What does the classroom look like?

One large classroom with one blackboard at each end and the children are divided into two groups looking at one blackboard each, sitting at benches in rows. The floor and walls are concrete and there is a mat available for sitting on. Two other very small classrooms (approx 2.5 m x 5m ) with a dirt floor and mats, a blackboard, a teacher’s chair and small teacher’s table. One doubles as a staff room. There is nothing on the walls.

The school is an old derelict damaged building which had no power until two years ago. There are often monsoons and landslides. Children travel 15-20 kms to school. Education involves parent and family needs. There’s a significant girl/boy imbalance in the school. Parents don’t let girls go to school and the principal’s focus is to try get the girls to come to school. Female literacy in the area is half the male literacy. It is an English medium school with 65 students.

We teach all subjects by getting children to copy, answer questions orally and write answers to questions from the blackboard.

The children listen well to the teachers and do homework well. The school would like help with developing new programmes and teaching methods. They would like training in using reading books in the classroom. The children have difficulty paying attention, they would like help in finding techniques to help with this. Another issue is that the children are bringing a lot of emotional baggage from the home environment and this is a barrier to learning.
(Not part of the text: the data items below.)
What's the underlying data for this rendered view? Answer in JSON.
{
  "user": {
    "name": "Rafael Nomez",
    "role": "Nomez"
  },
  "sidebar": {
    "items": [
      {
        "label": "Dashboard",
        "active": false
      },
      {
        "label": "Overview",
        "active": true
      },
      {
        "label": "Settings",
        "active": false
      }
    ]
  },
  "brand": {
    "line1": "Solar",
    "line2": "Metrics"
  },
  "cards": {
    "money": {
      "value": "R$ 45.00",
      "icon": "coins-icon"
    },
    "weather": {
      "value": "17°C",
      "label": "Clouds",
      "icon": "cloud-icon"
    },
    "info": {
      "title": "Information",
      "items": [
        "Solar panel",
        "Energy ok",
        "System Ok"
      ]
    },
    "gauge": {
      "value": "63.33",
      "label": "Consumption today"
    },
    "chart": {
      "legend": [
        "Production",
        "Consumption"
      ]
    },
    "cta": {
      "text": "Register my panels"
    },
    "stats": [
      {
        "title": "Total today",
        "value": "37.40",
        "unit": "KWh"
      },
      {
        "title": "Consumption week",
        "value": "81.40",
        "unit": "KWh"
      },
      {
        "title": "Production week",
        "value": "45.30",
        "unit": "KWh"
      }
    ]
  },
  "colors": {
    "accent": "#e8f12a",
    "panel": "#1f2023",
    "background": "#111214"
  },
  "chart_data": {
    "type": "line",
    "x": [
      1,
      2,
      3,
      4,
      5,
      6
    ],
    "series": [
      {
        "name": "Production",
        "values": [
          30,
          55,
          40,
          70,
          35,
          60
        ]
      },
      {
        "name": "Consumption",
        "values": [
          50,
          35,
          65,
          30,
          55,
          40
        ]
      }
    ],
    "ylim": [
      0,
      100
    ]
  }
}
They want the children to learn better and become more engaged in the learning that they do.

Things we learn from the training

  1. Educating children through games
  2. Teaching mathematics through games
  3. Easy ways of teaching maths
  4. Teaching while playing and having fun
  5. Recognizing letters using dices
  6. Using games to teach numbers
  7. Right pronunciation of words
  8. Methods of teaching
  9. Ways of teaching poems
  10. To catch them when they are good!!